Latest research: The Chinese Bai's Peach River Beast and the Laotian diplodocus form a monophyletic taxonomy

Fossil specimen of the White Peach River Beast. (Courtesy of Liu Jun) Courtesy of Liu Jun Photo

Beijing, July 22 (Reporter Sun Zifa) Reporters learned from the Institute of Vertebrate Paleontology and Paleoanthropology of the Chinese Academy of Sciences (Institute of Paleovertebrates of the Chinese Academy of Sciences) on the 22nd that the research team of Liu Jun of the Institute found a new taxon of dipotaranes collected from the bottom of the Sunjiagou Formation in Yangquan, Shanxi Province, which was preserved at the bottom of the Sunjiagou Formation in Shanxi Province, and found a new taxon of dipotarans, and named it bai's Taohe beast according to the origin of the fossil and the discoverer. Phylogenetic analysis studies have shown that the White Peach River Beast and the two diodonates found in Laos, the dorsal order Ancient Nylonosaurus and the Strong Repelling Dragon, form a monophyletic taxonomy that is contained in a core diodontide.
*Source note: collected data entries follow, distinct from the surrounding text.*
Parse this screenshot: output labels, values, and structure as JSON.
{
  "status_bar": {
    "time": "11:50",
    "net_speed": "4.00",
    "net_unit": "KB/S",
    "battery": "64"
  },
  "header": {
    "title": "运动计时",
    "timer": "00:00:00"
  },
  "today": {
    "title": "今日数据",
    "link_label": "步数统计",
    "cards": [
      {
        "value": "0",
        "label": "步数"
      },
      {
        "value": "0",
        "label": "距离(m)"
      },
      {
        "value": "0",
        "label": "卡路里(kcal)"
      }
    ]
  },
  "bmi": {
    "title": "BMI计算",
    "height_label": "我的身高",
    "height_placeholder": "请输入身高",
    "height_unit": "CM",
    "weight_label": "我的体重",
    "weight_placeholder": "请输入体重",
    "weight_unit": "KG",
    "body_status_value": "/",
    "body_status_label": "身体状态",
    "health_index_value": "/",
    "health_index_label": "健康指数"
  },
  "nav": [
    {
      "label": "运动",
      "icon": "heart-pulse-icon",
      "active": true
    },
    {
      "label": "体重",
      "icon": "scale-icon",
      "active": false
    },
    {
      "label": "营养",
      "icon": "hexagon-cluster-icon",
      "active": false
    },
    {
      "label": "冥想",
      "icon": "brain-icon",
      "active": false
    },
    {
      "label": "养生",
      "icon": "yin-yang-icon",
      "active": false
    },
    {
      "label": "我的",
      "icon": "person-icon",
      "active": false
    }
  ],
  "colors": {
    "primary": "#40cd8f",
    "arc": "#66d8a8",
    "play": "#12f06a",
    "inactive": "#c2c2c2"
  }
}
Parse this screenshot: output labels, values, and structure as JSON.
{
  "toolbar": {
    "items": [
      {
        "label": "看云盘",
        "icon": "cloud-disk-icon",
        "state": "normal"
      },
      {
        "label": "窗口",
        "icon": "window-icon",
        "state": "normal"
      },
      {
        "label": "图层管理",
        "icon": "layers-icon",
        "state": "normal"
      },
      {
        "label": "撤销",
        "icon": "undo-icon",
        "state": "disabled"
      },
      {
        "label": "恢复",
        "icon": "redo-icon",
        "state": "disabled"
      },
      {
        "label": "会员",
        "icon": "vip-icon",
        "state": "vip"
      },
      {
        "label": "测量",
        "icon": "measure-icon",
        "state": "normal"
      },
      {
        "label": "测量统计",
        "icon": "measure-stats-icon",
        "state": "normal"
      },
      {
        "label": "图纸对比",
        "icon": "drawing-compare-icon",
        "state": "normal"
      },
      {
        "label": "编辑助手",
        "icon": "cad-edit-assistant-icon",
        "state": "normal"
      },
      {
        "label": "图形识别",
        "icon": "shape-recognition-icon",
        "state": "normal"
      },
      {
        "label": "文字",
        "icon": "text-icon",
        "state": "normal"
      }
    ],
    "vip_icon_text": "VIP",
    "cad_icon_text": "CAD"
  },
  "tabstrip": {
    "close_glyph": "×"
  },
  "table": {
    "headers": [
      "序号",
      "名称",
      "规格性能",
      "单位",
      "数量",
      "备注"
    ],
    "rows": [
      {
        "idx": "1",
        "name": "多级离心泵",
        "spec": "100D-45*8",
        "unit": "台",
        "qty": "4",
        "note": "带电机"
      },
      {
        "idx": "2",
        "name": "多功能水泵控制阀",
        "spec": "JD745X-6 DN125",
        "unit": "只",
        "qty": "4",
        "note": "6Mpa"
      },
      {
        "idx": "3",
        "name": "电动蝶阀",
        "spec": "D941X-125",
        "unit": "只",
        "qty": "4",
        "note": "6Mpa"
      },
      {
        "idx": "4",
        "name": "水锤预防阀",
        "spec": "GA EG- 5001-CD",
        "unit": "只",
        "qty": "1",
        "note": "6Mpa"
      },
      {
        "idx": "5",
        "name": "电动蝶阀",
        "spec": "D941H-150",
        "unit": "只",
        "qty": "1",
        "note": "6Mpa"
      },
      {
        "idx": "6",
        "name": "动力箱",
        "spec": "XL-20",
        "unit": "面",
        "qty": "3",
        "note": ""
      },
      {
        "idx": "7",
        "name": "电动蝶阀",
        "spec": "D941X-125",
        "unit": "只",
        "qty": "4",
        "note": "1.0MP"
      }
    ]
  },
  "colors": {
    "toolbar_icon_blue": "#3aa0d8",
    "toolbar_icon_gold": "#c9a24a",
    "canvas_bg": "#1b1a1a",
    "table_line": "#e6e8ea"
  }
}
Researcher Liu Jun pointed out in an interview with reporters on the same day that the new taxa of Bai's Taohe beast has the following characteristics that distinguish it from other genera species: the ventral surface of the plough bone is smooth, the lack of a pterygillonal keel process, the midplate of the wing bone is narrow, the tear bone is in contact with the septum jaw, the wing bone is not in contact with the maxilla, the occipital condyle is wide and curved, and the lateral tooth skeleton is thin, but there is a distinct dorsal ventral surface.

Latest research: The Chinese Bai's Peach River Beast and the Laotian diplodocus form a monophyletic taxonomy

A schematic diagram of phylogeny shows the relationship between a branch of a core dipodont. Courtesy of Liu Jun

He said that previous research has led to two species of diplodonts in Laos as the most basic Ken's theropods, living in the Early Triassic (about 252 million to 250 million years ago), and the latest research results support that the diplodonts in Laos may have lived in the late Permian (252 million years ago) and migrated from the eastern edge of the South China Plate.

Liu Jun said that the study of Chinese Permian tetrapods has a long history, and a large number of diplodont fossils have been found in Xinjiang, and for a long time, no dipents have been found in the Permian strata widely exposed in North China, only a few fossils of serrated dragons. In 1989, the marginal Daqingshan beast was found in the Daqingshan Brain Baggou Group in Inner Mongolia, breaking this silence, but it was still not found in the more extensive Sunjiagou Group. In 2013, Bai Zhijun of Yangquan, Shanxi, found some tetrapod fossils in the Sunjiagou Formation, and more were found later. Its research team began to study the fossils at this site in 2018, and the fossil repair and research took a lot of time, and the latest research progress was obtained.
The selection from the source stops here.